JACOB OUBINA, SENIOR US ECONOMIST, RBC CAPITAL MARKETS, NEW YORK
”I don’t think it should surprise anybody. From my perspective this was a long time coming, given all the issues and given the fact that they’ve made very little headway on the crisis.
”We got a pretty significant leg down in Treasury yields when the rumors started circulating about an hour ago.
”If Germany gets knocked down, and that looks highly likely, Treasuries (yields) are going to break back down to their recent lows. It’s going to be tough to get down past the 1.90 percent (10-year yield) level.
“It’s an interesting week for this to happen. The U.S. is incredibly slow this week, with data and Fedspeak, so all eyes are on Europe and this has the potential to have even more of an impact this week than it would have perhaps last week.”

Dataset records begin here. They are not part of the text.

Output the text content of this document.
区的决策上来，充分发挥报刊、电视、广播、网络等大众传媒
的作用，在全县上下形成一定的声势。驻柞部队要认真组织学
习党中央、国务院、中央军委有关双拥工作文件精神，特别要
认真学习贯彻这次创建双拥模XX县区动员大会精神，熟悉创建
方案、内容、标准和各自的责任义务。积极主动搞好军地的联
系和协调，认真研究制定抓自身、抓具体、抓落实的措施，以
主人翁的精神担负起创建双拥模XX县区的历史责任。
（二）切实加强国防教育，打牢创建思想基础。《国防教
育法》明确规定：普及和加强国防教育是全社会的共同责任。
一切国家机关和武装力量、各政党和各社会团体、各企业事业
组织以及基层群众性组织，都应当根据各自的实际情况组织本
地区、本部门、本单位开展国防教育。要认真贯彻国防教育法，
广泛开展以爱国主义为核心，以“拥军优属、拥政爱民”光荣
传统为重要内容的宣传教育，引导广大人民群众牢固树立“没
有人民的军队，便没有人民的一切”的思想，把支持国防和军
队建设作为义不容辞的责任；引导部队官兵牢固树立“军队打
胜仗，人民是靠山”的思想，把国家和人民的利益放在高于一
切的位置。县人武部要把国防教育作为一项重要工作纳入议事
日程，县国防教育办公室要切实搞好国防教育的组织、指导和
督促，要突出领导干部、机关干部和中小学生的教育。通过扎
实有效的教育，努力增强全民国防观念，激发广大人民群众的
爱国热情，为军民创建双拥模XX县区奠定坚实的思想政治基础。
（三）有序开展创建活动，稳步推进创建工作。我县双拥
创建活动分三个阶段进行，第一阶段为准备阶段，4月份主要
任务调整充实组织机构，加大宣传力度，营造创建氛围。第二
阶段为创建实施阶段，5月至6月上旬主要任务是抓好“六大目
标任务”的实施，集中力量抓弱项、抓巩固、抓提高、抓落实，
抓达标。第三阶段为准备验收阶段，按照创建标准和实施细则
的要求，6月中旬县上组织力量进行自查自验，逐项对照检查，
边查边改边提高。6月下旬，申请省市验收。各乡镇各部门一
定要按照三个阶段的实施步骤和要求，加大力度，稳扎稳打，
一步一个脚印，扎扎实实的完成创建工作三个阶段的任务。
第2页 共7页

BRIAN DOLAN, CHIEF STRATEGIST, FOREX.COM, BEDMINSTER, NEW JERSEY
“I still think the ratings agencies suffer from a credibility deficit. That said, we know Europe is facing a dire situation here and this action seems appropriate. Ultimately, it may be S&P signaling to the EU this is it, that they’ve got to get something done now. If they are trying to send a message, now is a good time. This should weigh on risk sentiment. I’d be surprised to see European equity markets rally tomorrow. As for the euro, there’s some magic support keeping it up. There’s enough optimism that Europe will do something this time, so euro sellers are pretty nervous.”